I kid you not. When my son is not around the Greatest Fighting Hero is made to take part in illicit simulated courtship rituals with 12-inch Barbie. I gather that most girls consider Ken, Barbie’s smiling, purpose-made boyfriend, too gawky. In fact in recent years Ginny’s two Kens have been in a stable gay relationship. She tells me they are hoping to adopt.

It took me a while to catch on why, whenever I took Ginny to visit friends, she invariably carried a large plastic shopping bag. Young Tom’s complaints that he couldn’t find his Action Men I attributed to the chaos of his room.
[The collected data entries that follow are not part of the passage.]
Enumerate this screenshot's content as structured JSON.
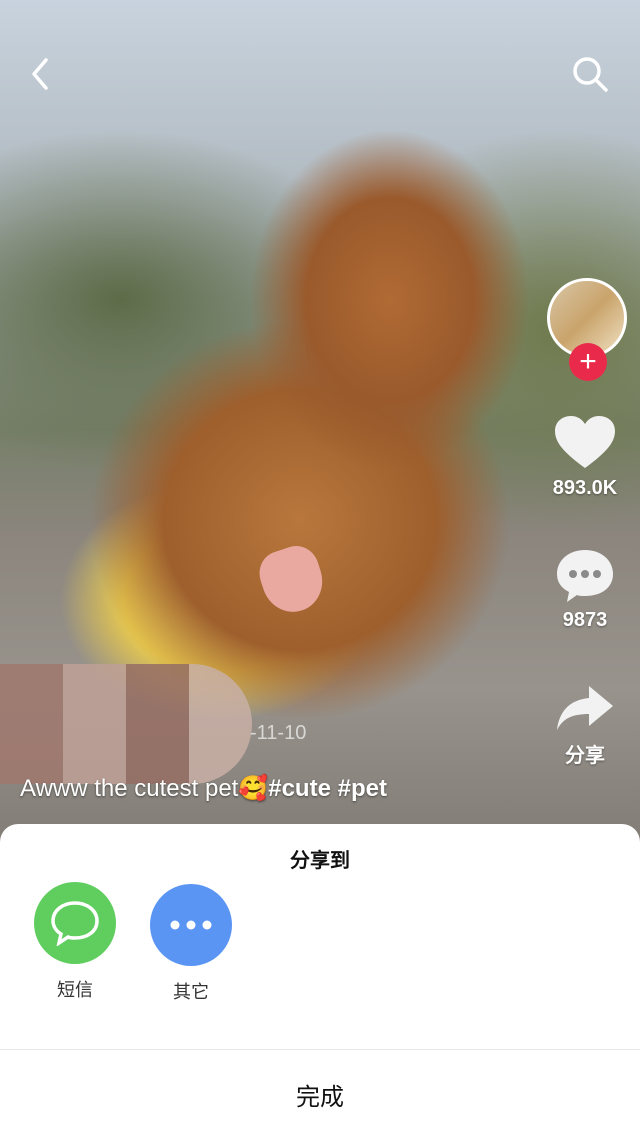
{
  "video": {
    "date_fragment": "-11-10",
    "caption_text": "Awww the cutest pet",
    "caption_emoji": "🥰",
    "caption_tags": "#cute #pet"
  },
  "rail": {
    "like_count": "893.0K",
    "comment_count": "9873",
    "share_label": "分享"
  },
  "share_sheet": {
    "title": "分享到",
    "apps": [
      {
        "label": "短信",
        "icon": "message-bubble-icon",
        "color": "#5fce5f"
      },
      {
        "label": "其它",
        "icon": "more-dots-icon",
        "color": "#5b95f4"
      }
    ],
    "done_label": "完成"
  },
  "colors": {
    "follow_red": "#ea2a4a",
    "sheet_bg": "#ffffff"
  }
}
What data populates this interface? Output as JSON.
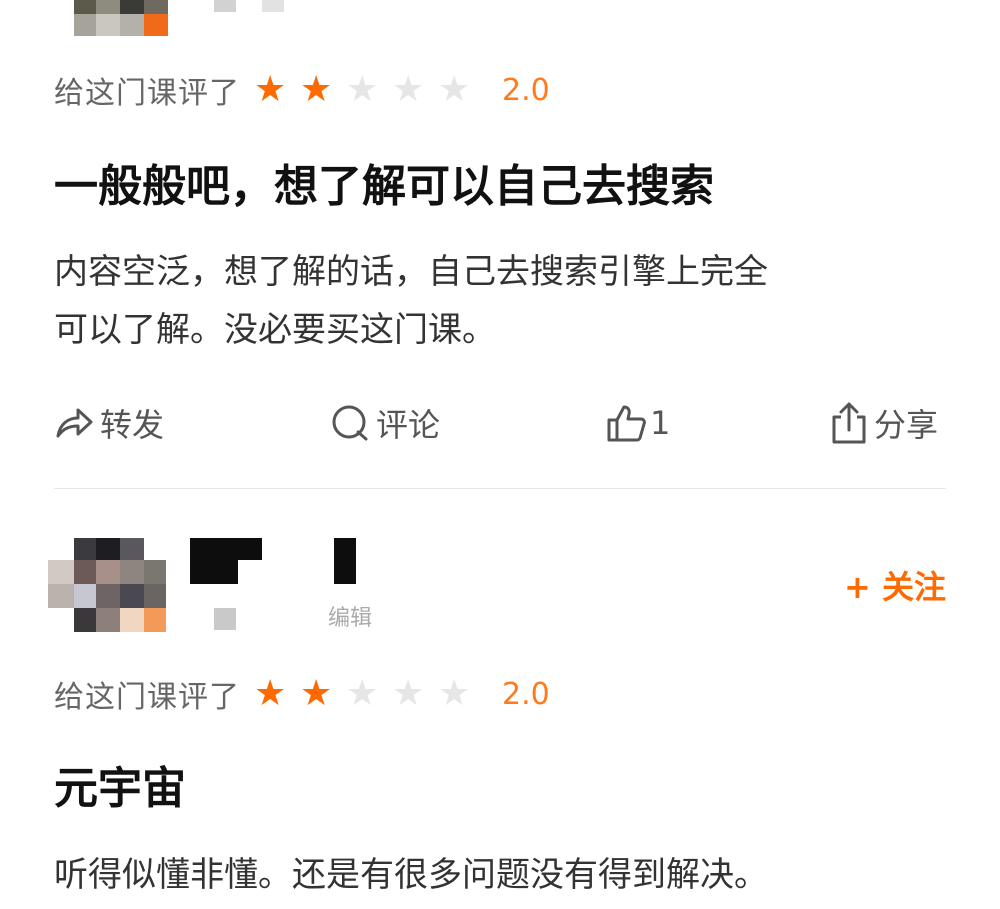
{
  "review1": {
    "rating_label": "给这门课评了",
    "stars": [
      true,
      true,
      false,
      false,
      false
    ],
    "score": "2.0",
    "title": "一般般吧，想了解可以自己去搜索",
    "body_line1": "内容空泛，想了解的话，自己去搜索引擎上完全",
    "body_line2": "可以了解。没必要买这门课。",
    "actions": {
      "forward_label": "转发",
      "comment_label": "评论",
      "like_count": "1",
      "share_label": "分享"
    }
  },
  "review2": {
    "follow_label": "+ 关注",
    "edited_label": "编辑",
    "rating_label": "给这门课评了",
    "stars": [
      true,
      true,
      false,
      false,
      false
    ],
    "score": "2.0",
    "title": "元宇宙",
    "body_line1": "听得似懂非懂。还是有很多问题没有得到解决。"
  },
  "colors": {
    "accent": "#ff6a00",
    "star_off": "#e6e6e6",
    "muted_text": "#666666"
  },
  "icons": [
    "forward-icon",
    "comment-icon",
    "thumbs-up-icon",
    "share-icon",
    "star-icon"
  ]
}
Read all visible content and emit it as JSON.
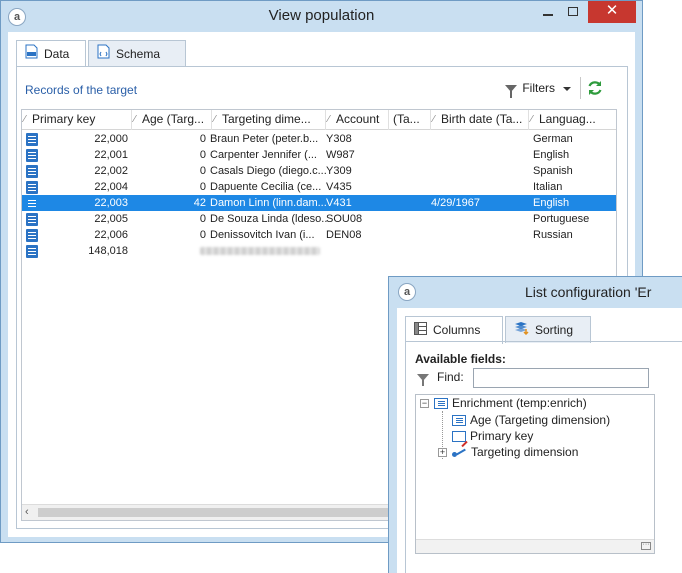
{
  "main_window": {
    "title": "View population",
    "icon": "app-logo-icon",
    "controls": {
      "minimize": "minimize",
      "maximize": "maximize",
      "close": "✕"
    },
    "tabs": [
      {
        "label": "Data",
        "icon": "sql-icon"
      },
      {
        "label": "Schema",
        "icon": "schema-icon"
      }
    ],
    "records_title": "Records of the target",
    "filters_label": "Filters",
    "columns": [
      "Primary key",
      "Age (Targ...",
      "Targeting dime...",
      "Account",
      "(Ta...",
      "Birth date (Ta...",
      "Languag..."
    ],
    "rows": [
      {
        "key": "22,000",
        "age": "0",
        "targeting": "Braun Peter (peter.b...",
        "account": "Y308",
        "birth": "",
        "language": "German",
        "selected": false
      },
      {
        "key": "22,001",
        "age": "0",
        "targeting": "Carpenter Jennifer (...",
        "account": "W987",
        "birth": "",
        "language": "English",
        "selected": false
      },
      {
        "key": "22,002",
        "age": "0",
        "targeting": "Casals Diego (diego.c...",
        "account": "Y309",
        "birth": "",
        "language": "Spanish",
        "selected": false
      },
      {
        "key": "22,004",
        "age": "0",
        "targeting": "Dapuente Cecilia (ce...",
        "account": "V435",
        "birth": "",
        "language": "Italian",
        "selected": false
      },
      {
        "key": "22,003",
        "age": "42",
        "targeting": "Damon Linn (linn.dam...",
        "account": "V431",
        "birth": "4/29/1967",
        "language": "English",
        "selected": true
      },
      {
        "key": "22,005",
        "age": "0",
        "targeting": "De Souza Linda (ldeso...",
        "account": "SOU08",
        "birth": "",
        "language": "Portuguese",
        "selected": false
      },
      {
        "key": "22,006",
        "age": "0",
        "targeting": "Denissovitch Ivan (i...",
        "account": "DEN08",
        "birth": "",
        "language": "Russian",
        "selected": false
      },
      {
        "key": "148,018",
        "age": "",
        "targeting": "",
        "account": "",
        "birth": "",
        "language": "",
        "selected": false
      }
    ]
  },
  "config_window": {
    "title": "List configuration 'Er",
    "tabs": [
      {
        "label": "Columns",
        "icon": "grid-icon"
      },
      {
        "label": "Sorting",
        "icon": "sort-icon"
      }
    ],
    "available_fields_label": "Available fields:",
    "find_label": "Find:",
    "find_value": "",
    "tree": {
      "root": "Enrichment (temp:enrich)",
      "children": [
        "Age (Targeting dimension)",
        "Primary key",
        "Targeting dimension"
      ]
    }
  }
}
A few weeks ago, however, I found Ginny sneaking back in late with several half-naked Action Men and she confessed all. More than confess, she explained who was going out with whom and who was currently getting dumped. Much have I learned.

Did you know, for instance, that no Barbie has ever gone steady with either Jungle Drt or Police Marksman Action Man? It seems their weapons are not detachable and girls don’t like it when a guy won’t put down his pistol. Hunks and silent types, however, are hot. In fact Espionage Action Man, with his shades and black leather jacket, is currently two-timing both Ball Gown Barbie and Pocahontas.

Sadly, Ginny says girls don’t go for uniforms now. In my youth, Action Man was available as Coldstream Guard, Red Cap or Parachute Regiment. Today, however, he’s an urban terrorist, turning ice-skating and even skateboarding into lethal activities. That’s how 11-year-old girls like ‘em.

To mollify Ginny I offered her one of my old Action Men which Grandma still has stored. There’s life in the old toy box yet, I thought. But when we got him out Ginny was put off by the crewcut. Action Man of the 1960s, a clone of Hasbro’s GI Joe, looks like a thug today. And when we tried to stand him up, 30 years on, it was clear that the elastic had started to go. “Oh God Dad, he’s drunk!” I was hurt. Clearly the older generation has nothing to offer these young girls.